Já as classes superiores ultrapassam e disfarçam os efeitos do envelhecimento, através do habitus, utilizando a sua idade como forma de declínio e de distinção social. De acordo com Bourdieu (idem), a nova pequena burguesia é quem dá o mote para as novas tendências de

estilos de vida e do culto do corpo como projecto de cultura de consumo (Featherstone, 1987, cit in Cunha, 2004). A sociedade de consumo, típica da modernidade tardia, onde as tendências modernas foram universalizadas e radicalizadas, aproveitou-se das novas preocupações (modernas), entre as quais com o corpo, para ganhar com isso. No caso específico da cultura corporal, a lógica capitalista (o lucro) conduz o movimento corporal humano a concretizar-se, para se tornar produto de consumo (Carvalho, 2004). Para isso, vai apoiar-se nos media e na sua capacidade de comunicar, influenciando.

Segundo Giddens (1998), a sociedade é organizada por preocupações modernas, que se traduzem numa reorganização reflexiva das relações sociais. As transformações que se deram na modernidade tardia obrigaram a uma adaptação do “eu” às mesmas. E uma das características do “eu” (auto-identidade) é o corpo. O corpo passa a ser produto - o bem mais importante do eu - através do qual o individuo se mostra aos outros. Como tal, deve procurar seguir as imagens de juventude, beleza e boa forma. Isto é, deve apresentar estímulos positivos, para aumentar o seu valor na sociedades modernas - consumistas - (Fox, 1997, cit in Cunha, 2004).

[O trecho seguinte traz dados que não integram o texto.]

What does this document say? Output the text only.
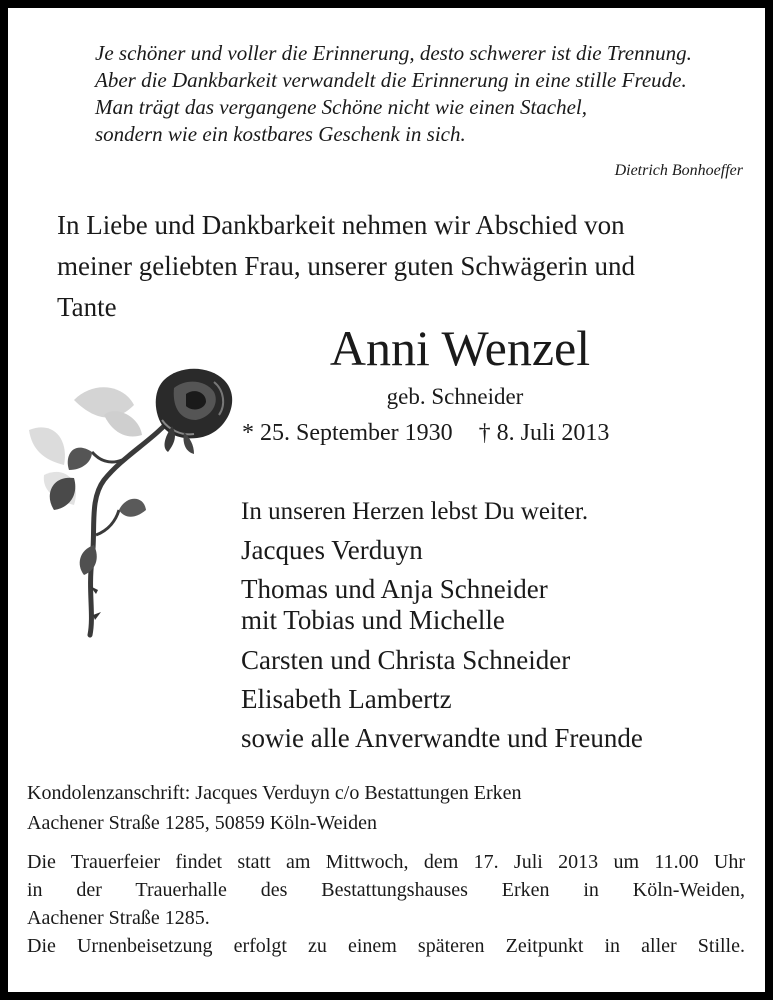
Je schöner und voller die Erinnerung, desto schwerer ist die Trennung.
Aber die Dankbarkeit verwandelt die Erinnerung in eine stille Freude.
Man trägt das vergangene Schöne nicht wie einen Stachel,
sondern wie ein kostbares Geschenk in sich.
Dietrich Bonhoeffer
In Liebe und Dankbarkeit nehmen wir Abschied von
meiner geliebten Frau, unserer guten Schwägerin und
Tante
Anni Wenzel
geb. Schneider
* 25. September 1930 † 8. Juli 2013
In unseren Herzen lebst Du weiter.
Jacques Verduyn
Thomas und Anja Schneider
mit Tobias und Michelle
Carsten und Christa Schneider
Elisabeth Lambertz
sowie alle Anverwandte und Freunde
Kondolenzanschrift: Jacques Verduyn c/o Bestattungen Erken
Aachener Straße 1285, 50859 Köln-Weiden
Die Trauerfeier findet statt am Mittwoch, dem 17. Juli 2013 um 11.00 Uhr
in der Trauerhalle des Bestattungshauses Erken in Köln-Weiden,
Aachener Straße 1285.
Die Urnenbeisetzung erfolgt zu einem späteren Zeitpunkt in aller Stille.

Resumindo, o culto do corpo e da aparência esconde uma preocupação enorme com o controlo activo e com a construção do corpo, através de várias opções de estilos de vida que a modernidade reflexiva possibilita (Giddens, 1997, cit in Cunha 2004). A preocupação com o corpo não é senão o reflexo da preocupação com a saúde e com a aparência, já que uma não existe sem a outra. Um corpo bonito respira saúde. Já um corpo mal tratado é visto como pouco saudável. Hoje ter-se um corpo musculado, tonificado e firme simboliza uma atitude social correcta, uma vez que corresponde a uma preocupação com a maneira como se parece aos outros, o que envolve controlo, força de vontade e energia (Cunha, 2004, p. 61).

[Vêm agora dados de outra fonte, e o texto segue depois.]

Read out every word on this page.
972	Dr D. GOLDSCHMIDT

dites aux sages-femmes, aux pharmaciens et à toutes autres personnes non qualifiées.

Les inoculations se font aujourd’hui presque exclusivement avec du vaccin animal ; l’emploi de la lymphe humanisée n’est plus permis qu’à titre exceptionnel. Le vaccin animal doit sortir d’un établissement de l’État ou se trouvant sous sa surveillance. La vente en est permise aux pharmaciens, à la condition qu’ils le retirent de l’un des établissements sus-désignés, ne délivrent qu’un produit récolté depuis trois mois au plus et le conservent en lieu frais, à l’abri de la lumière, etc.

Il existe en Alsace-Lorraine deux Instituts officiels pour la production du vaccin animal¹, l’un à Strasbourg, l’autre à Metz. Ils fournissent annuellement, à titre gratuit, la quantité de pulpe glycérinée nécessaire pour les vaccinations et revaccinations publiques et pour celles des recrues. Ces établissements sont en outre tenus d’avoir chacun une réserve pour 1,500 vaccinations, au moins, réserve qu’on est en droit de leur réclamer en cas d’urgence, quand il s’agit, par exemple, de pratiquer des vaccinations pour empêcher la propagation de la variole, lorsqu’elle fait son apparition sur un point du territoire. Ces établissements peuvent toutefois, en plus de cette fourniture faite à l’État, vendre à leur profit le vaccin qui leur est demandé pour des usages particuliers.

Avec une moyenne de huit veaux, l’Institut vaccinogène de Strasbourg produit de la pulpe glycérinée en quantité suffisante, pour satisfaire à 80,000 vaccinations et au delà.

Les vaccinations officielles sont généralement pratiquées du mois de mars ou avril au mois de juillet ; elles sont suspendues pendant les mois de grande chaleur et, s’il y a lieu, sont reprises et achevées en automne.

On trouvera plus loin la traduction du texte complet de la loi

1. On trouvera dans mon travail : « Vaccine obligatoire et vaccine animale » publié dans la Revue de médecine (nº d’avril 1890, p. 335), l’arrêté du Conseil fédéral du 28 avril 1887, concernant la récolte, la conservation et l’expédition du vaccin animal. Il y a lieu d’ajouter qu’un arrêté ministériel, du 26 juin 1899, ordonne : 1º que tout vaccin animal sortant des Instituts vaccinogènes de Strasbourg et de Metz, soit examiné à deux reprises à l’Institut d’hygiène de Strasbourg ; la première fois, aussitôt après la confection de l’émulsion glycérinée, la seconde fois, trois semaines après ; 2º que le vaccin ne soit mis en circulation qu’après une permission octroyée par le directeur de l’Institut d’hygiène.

A idade moderna é responsável pela crescente preocupação da sociedade para com o indivíduo, nomeadamente com o seu corpo, por razões da saúde pública (para evitar a propagação de doenças). A ideia é que um corpo saudável é mais rentável, porque é um elemento chave na cadeia de produção (Veríssimo, 2008). Como disse Giddens, “o corpo emancipou-se”. Primeiro era visto como o locus da alma mas, depois, por influências da modernidade tardia, tornou-se mais disponível para ser trabalhado, tornando-se aberto às ofertas da sociedade de consumo (idem).

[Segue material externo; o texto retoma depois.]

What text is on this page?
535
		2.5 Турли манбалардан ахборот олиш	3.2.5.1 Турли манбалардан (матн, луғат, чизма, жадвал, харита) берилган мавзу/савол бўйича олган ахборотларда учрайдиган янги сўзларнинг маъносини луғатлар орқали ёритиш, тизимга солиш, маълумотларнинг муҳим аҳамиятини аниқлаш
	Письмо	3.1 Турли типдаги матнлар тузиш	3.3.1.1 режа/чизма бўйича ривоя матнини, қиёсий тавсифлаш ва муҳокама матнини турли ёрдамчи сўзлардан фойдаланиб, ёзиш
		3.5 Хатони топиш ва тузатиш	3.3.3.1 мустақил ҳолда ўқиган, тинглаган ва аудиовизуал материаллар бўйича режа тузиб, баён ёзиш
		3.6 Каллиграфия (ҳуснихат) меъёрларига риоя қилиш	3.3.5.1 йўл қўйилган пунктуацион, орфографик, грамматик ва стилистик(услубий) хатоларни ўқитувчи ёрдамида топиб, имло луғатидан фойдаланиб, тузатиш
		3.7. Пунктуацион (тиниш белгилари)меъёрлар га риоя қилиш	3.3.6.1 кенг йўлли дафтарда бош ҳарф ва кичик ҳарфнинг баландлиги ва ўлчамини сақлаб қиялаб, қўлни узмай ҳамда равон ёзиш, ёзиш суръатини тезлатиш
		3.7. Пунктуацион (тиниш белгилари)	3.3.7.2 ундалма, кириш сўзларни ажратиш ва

A sociedade de consumo aproveita-se deste movimento pró saúde para desenvolver a lucrativa indústria da boa forma, criando os mais variados aparelhos de ginástica e outros

equipamentos circundantes à actividade física, defendendo sempre as vantagens que o corpo pode ganhar com esta. Mas desta imposição por um estilo de vida saudável e pela obtenção dos produtos benéficos para o corpo (obrigando a um comportamento correcto para a obtenção do corpo ideal) surgem duas visões antagónicas: a saúde como controlo e a saúde como libertação. Chocam assim as necessidades de disciplina (comportamentos saudáveis como obrigação e imposição social e de prazer (comportamentos saudáveis que levam a um estado positivo, de libertação, prazer e relaxamento e diversão). Em suma, os corpos são o reflexo da disposição e das contradições culturais da sociedade capitalista tardia (Williams e Bendelow, 1998, cit in Cunha, 2004). Os media, por sua vez, têm um papel determinante porque têm o poder de difundir as imagens e informação que vão ajudar a uma cada vez maior pressão consumista, induzida em especial pela indústria alimentar, farmacêutica, cosmética que tanto contribuíram para o culto do corpo (Veríssimo, 2008).